Certainly people didn’t call at 5:03 in the morning. Only bad news came at this hour.
Marah.
He lunged for the phone and answered. “Hello?”
“Is Kathleen Ryan there?”
Damned telemarketers. Didn’t they ever update their records?
“Kathleen Ryan passed away almost four years ago. You need to take her off your call list,” he said tightly, waiting for: Are you a decision maker in your household? In the silence that followed his question, he grew impatient. “Who is this?” he demanded.
“Officer Jerry Malone, Seattle police.”
Johnny frowned. “And you’re calling Kate?”
“There’s been an accident. The victim has Kathleen Ryan’s name in her wallet as an emergency contact.”
Johnny sat down on the edge of the bed. There was only one person in the world who would still have Katie’s name as an emergency contact. What in the hell had she done now? And who still had emergency contact numbers in their wallet? “It’s Tully Hart, right? Is it a DUI? Because if she’s—”
“I don’t have that information, sir. Ms. Hart is being taken to Sacred Heart right now.”
“How bad is it?”
“I can’t answer that, sir. You’ll need to speak to someone at Sacred Heart.”
Johnny hung up on the officer, got the hospital’s number from Google, and called. It took at least ten minutes of being transferred around before he found someone who could answer his questions.
“Mr. Ryan?” the woman said. “I understand you are Ms. Hart’s family?”

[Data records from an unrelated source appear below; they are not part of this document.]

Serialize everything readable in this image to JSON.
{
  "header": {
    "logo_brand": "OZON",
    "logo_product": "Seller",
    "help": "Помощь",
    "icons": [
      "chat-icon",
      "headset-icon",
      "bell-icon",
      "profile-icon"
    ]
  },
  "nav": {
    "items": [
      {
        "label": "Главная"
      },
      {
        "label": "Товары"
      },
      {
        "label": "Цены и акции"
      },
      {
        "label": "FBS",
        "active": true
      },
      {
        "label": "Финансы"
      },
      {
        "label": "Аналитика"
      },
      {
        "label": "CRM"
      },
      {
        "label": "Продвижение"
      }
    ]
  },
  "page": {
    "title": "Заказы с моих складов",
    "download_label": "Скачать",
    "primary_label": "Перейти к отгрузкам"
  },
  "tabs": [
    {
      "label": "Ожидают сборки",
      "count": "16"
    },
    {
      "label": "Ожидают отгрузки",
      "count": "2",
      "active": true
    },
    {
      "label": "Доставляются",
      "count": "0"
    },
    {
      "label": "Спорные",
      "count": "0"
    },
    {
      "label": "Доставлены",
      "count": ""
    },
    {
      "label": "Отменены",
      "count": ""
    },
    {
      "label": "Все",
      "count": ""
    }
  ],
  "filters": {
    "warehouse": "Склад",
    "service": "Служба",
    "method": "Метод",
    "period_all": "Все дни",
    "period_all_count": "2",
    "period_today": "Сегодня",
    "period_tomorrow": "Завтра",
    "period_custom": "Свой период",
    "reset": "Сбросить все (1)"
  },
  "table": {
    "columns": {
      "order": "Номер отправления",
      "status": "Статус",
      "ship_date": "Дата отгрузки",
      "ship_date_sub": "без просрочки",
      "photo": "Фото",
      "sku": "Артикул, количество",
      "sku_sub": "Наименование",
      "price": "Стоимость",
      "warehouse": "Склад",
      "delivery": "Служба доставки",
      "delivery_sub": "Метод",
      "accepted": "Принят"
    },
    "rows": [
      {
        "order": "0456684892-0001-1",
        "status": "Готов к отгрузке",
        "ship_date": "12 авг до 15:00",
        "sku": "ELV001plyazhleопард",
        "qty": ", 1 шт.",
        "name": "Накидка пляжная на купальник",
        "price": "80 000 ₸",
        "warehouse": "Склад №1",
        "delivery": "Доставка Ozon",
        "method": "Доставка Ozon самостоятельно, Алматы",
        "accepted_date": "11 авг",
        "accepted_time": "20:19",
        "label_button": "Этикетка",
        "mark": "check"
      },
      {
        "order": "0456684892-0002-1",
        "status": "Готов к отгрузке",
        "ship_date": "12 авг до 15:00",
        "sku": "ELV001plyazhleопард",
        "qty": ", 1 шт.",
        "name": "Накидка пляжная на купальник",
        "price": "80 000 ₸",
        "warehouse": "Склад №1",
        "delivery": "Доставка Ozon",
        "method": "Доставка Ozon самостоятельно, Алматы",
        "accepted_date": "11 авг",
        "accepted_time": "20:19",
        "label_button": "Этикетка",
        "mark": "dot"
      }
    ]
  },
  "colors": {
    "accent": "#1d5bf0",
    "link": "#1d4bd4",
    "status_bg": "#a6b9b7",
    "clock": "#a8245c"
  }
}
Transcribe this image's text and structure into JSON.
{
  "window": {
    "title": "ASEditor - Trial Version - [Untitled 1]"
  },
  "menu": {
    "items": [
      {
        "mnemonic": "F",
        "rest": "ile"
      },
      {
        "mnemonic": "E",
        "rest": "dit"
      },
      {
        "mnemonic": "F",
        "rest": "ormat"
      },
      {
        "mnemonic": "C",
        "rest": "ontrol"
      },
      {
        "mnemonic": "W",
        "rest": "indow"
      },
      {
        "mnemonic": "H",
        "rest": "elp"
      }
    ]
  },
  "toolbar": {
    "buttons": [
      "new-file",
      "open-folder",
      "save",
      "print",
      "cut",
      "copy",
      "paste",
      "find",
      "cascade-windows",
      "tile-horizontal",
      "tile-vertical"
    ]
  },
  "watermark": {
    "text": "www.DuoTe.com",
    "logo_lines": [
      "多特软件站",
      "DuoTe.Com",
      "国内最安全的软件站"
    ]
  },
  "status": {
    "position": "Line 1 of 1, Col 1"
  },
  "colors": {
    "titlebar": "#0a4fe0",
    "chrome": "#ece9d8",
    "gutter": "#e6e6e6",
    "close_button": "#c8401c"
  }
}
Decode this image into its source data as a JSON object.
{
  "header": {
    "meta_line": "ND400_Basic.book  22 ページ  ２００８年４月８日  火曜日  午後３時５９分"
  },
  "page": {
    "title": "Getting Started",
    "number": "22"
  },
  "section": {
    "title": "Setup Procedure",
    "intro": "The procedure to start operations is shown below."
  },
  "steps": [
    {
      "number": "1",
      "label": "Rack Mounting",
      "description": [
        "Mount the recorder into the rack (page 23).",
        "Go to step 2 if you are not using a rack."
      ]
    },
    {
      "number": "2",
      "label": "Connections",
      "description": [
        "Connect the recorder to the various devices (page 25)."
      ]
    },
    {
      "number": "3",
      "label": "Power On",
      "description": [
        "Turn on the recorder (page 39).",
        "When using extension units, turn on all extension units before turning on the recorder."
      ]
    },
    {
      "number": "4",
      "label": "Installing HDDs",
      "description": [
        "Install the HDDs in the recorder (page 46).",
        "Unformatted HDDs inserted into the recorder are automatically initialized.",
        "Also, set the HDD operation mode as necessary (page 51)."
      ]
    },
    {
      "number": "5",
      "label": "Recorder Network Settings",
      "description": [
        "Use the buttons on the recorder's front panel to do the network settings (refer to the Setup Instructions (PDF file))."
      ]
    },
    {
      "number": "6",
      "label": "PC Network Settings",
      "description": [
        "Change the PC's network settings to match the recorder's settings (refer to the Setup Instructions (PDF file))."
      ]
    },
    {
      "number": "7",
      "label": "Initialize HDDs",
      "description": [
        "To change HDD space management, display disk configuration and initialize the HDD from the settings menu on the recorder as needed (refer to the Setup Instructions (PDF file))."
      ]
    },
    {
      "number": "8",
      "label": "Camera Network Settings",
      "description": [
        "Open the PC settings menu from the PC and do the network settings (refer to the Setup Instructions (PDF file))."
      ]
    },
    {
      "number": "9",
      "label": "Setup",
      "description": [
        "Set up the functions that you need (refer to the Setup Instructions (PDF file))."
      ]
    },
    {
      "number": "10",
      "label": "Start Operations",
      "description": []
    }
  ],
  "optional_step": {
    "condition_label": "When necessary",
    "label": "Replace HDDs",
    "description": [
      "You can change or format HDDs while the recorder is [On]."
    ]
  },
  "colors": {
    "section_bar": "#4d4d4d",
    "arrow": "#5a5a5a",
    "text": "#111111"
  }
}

He flinched at the question. How long had it been since he’d even spoken to Tully?
A lie. He knew exactly how long it had been.
“Yes,” he answered. “What happened?”
“I don’t have all the details, sir. I just know she’s en route to us now.”
He looked at his watch. If he moved quickly, he could make the 5:20 ferry and be at the hospital in a little more than an hour. “I’ll be there as quickly as I can.”